Lawsuits and investigations against Penn
Over the course of 2025, Penn has faced several lawsuits and investigations alongside federal scrutiny over its alleged Title IX violations.
U.S. congressional Republicans announced an investigation into the Ivy League’s eight universities for alleged violations of antitrust in April. The letter, addressed to Penn President Larry Jameson, accused the Ivy League of colluding to raise tuition costs and engaging in unfair financial aid practices and demanded that the University turn over documents related to admissions and communications in less than two weeks.
In July, Penn was issued a subpoena by the House Judiciary Committee, which accused the University of inadequately submitting documents for the committee’s ongoing price-fixing investigation.
Penn was also named as a defendant in a lawsuit filed in August that alleged that top universities also engaged in price-fixing by misusing the early decision admissions process.
A month later, a federal judge dismissed an October 2024 lawsuit alleging that Penn engaged in a price-fixing scheme that inflated tuition costs for students with divorced or separated parents. Penn is still among the five universities yet to settle an ongoing 2022 antitrust lawsuit — accusing Penn and 16 other universities of forming a “price-fixing cartel” — that could award defendants approximately $2 billion in damages.
In May, the Education Department launched an investigation into Penn’s foreign funding records after alleging the University had “inaccurate” and “incomplete” disclosures. At the time, the Education Department provided Penn with a 30-day deadline to comply with information requests and warned that a failure to do so could result in “civil action by the U.S. Department of Justice.”

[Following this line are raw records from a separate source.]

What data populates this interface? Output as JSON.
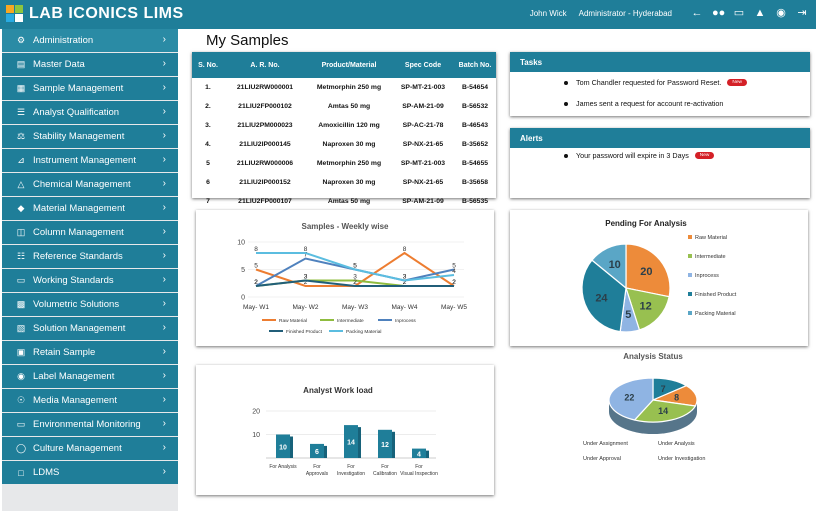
{
  "app": {
    "logo_text": "LAB ICONICS LIMS"
  },
  "header": {
    "user": "John Wick",
    "role": "Administrator - Hyderabad"
  },
  "sidebar": {
    "items": [
      {
        "label": "Administration"
      },
      {
        "label": "Master Data"
      },
      {
        "label": "Sample Management"
      },
      {
        "label": "Analyst Qualification"
      },
      {
        "label": "Stability Management"
      },
      {
        "label": "Instrument Management"
      },
      {
        "label": "Chemical Management"
      },
      {
        "label": "Material Management"
      },
      {
        "label": "Column Management"
      },
      {
        "label": "Reference Standards"
      },
      {
        "label": "Working Standards"
      },
      {
        "label": "Volumetric Solutions"
      },
      {
        "label": "Solution Management"
      },
      {
        "label": "Retain Sample"
      },
      {
        "label": "Label Management"
      },
      {
        "label": "Media Management"
      },
      {
        "label": "Environmental Monitoring"
      },
      {
        "label": "Culture Management"
      },
      {
        "label": "LDMS"
      }
    ]
  },
  "page": {
    "title": "My Samples"
  },
  "samples": {
    "headers": {
      "sno": "S. No.",
      "ar": "A. R. No.",
      "product": "Product/Material",
      "spec": "Spec Code",
      "batch": "Batch No."
    },
    "rows": [
      {
        "sno": "1.",
        "ar": "21LIU2RW000001",
        "product": "Metmorphin 250 mg",
        "spec": "SP-MT-21-003",
        "batch": "B-54654"
      },
      {
        "sno": "2.",
        "ar": "21LIU2FP000102",
        "product": "Amtas 50 mg",
        "spec": "SP-AM-21-09",
        "batch": "B-56532"
      },
      {
        "sno": "3.",
        "ar": "21LIU2PM000023",
        "product": "Amoxicillin 120 mg",
        "spec": "SP-AC-21-78",
        "batch": "B-46543"
      },
      {
        "sno": "4.",
        "ar": "21LIU2IP000145",
        "product": "Naproxen 30 mg",
        "spec": "SP-NX-21-65",
        "batch": "B-35652"
      },
      {
        "sno": "5",
        "ar": "21LIU2RW000006",
        "product": "Metmorphin 250 mg",
        "spec": "SP-MT-21-003",
        "batch": "B-54655"
      },
      {
        "sno": "6",
        "ar": "21LIU2IP000152",
        "product": "Naproxen 30 mg",
        "spec": "SP-NX-21-65",
        "batch": "B-35658"
      },
      {
        "sno": "7",
        "ar": "21LIU2FP000107",
        "product": "Amtas 50 mg",
        "spec": "SP-AM-21-09",
        "batch": "B-56535"
      }
    ]
  },
  "tasks": {
    "title": "Tasks",
    "items": [
      {
        "text": "Tom Chandler requested for Password Reset.",
        "badge": "New"
      },
      {
        "text": "James sent a request for account re-activation",
        "badge": ""
      }
    ]
  },
  "alerts": {
    "title": "Alerts",
    "items": [
      {
        "text": "Your password will expire in 3 Days",
        "badge": "New"
      }
    ]
  },
  "chart_data": [
    {
      "type": "line",
      "title": "Samples - Weekly wise",
      "categories": [
        "May- W1",
        "May- W2",
        "May- W3",
        "May- W4",
        "May- W5"
      ],
      "ylim": [
        0,
        10
      ],
      "yticks": [
        0,
        5,
        10
      ],
      "legend": "bottom",
      "series": [
        {
          "name": "Raw Material",
          "color": "#ed7d31",
          "values": [
            5,
            2,
            2,
            8,
            2
          ]
        },
        {
          "name": "Intermediate",
          "color": "#8fbc3f",
          "values": [
            2,
            3,
            3,
            2,
            2
          ]
        },
        {
          "name": "Inprocess",
          "color": "#4f81bd",
          "values": [
            2,
            7,
            5,
            3,
            5
          ]
        },
        {
          "name": "Finished Product",
          "color": "#215e79",
          "values": [
            2,
            3,
            2,
            2,
            2
          ]
        },
        {
          "name": "Packing Material",
          "color": "#5bbde0",
          "values": [
            8,
            8,
            5,
            3,
            4
          ]
        }
      ]
    },
    {
      "type": "pie",
      "title": "Pending For Analysis",
      "legend": "right",
      "slices": [
        {
          "name": "Raw Material",
          "value": 20,
          "color": "#ed8b3a"
        },
        {
          "name": "Intermediate",
          "value": 12,
          "color": "#98c050"
        },
        {
          "name": "Inprocess",
          "value": 5,
          "color": "#8fb4e3"
        },
        {
          "name": "Finished Product",
          "value": 24,
          "color": "#1f7e99"
        },
        {
          "name": "Packing Material",
          "value": 10,
          "color": "#5aa6c6"
        }
      ]
    },
    {
      "type": "bar",
      "title": "Analyst Work load",
      "categories": [
        "For Analysis",
        "For Approvals",
        "For Investigation",
        "For Calibration",
        "For Visual Inspection"
      ],
      "values": [
        10,
        6,
        14,
        12,
        4
      ],
      "ylim": [
        0,
        20
      ],
      "yticks": [
        10,
        20
      ],
      "color": "#1f7e99"
    },
    {
      "type": "pie",
      "title": "Analysis Status",
      "legend": "bottom",
      "slices": [
        {
          "name": "Under Analysis",
          "value": 7,
          "color": "#1f7e99"
        },
        {
          "name": "Under Assignment",
          "value": 8,
          "color": "#ed8b3a"
        },
        {
          "name": "Under Investigation",
          "value": 14,
          "color": "#98c050"
        },
        {
          "name": "Under Approval",
          "value": 22,
          "color": "#8fb4e3"
        }
      ]
    }
  ]
}
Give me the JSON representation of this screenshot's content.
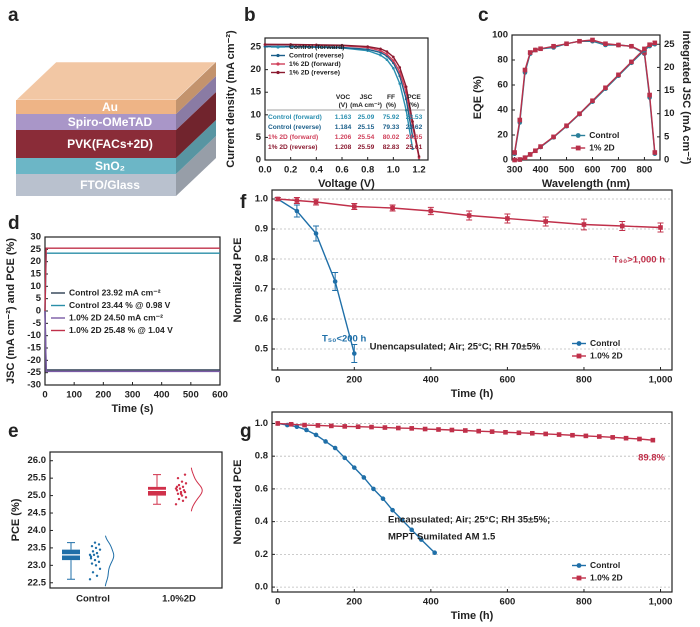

The Education Department announced the launch of a new portal for colleges and universities to disclose sources of foreign funding in December, describing the issue as a “top priority” for the Trump administration.
In November, the United States Equal Employment Opportunity Commission filed a lawsuit against Penn, claiming that the University failed to provide documents requested for an investigation into its handling of antisemitism complaints from Jewish faculty and staff. Days after the filing, hundreds of Penn community members signed a petition criticizing the lawsuit’s request for the names of Jewish students and faculty.
On Dec. 2, Penn filed a motion to reassign the case to federal Judge Mitchell Goldberg, who dismissed an antisemitism lawsuit against Penn in June 2025. Penn withdrew its motion just a day later, given that Goldberg had resigned from his post in September and that the previous lawsuit is on appeal.
Trump’s preferential funding compact
In October, the White House approached nine universities, including Penn, with the “Compact for Academic Excellence in Higher Education” — an agreement that would have provided the University with preferential funding treatment in exchange for sweeping institutional reform.
The Oct. 1 document set forth guidelines that would have governed Penn’s admissions, pricing, and hiring practices. Higher-education institutions that signed the agreement were to receive “multiple positive benefits,” including “substantial and meaningful federal grants.”
Several provisions in the agreement directly mimicked a list of reform proposals circulated in 2023 by outgoing Wharton Board of Advisors Chair Marc Rowan. Rowan — the chief architect of the White House proposal — circulated the initial list of questions to the University Board of Trustees just days after successfully orchestrating a pressure campaign to oust then-Penn President Liz Magill and former Board of Trustees Chair Scott Bok.
Despite Rowan’s affiliation with the University, Penn became the third university to reject the compact after a two-week-long review process that involved consulting various members of the Penn community.
In a recent interview with the DP, Jameson stated that Penn hasn’t had “any further contact” with the federal government regarding the compact — but described the University’s historical relationship with the federal government as “powerful, amazing, and valuable.”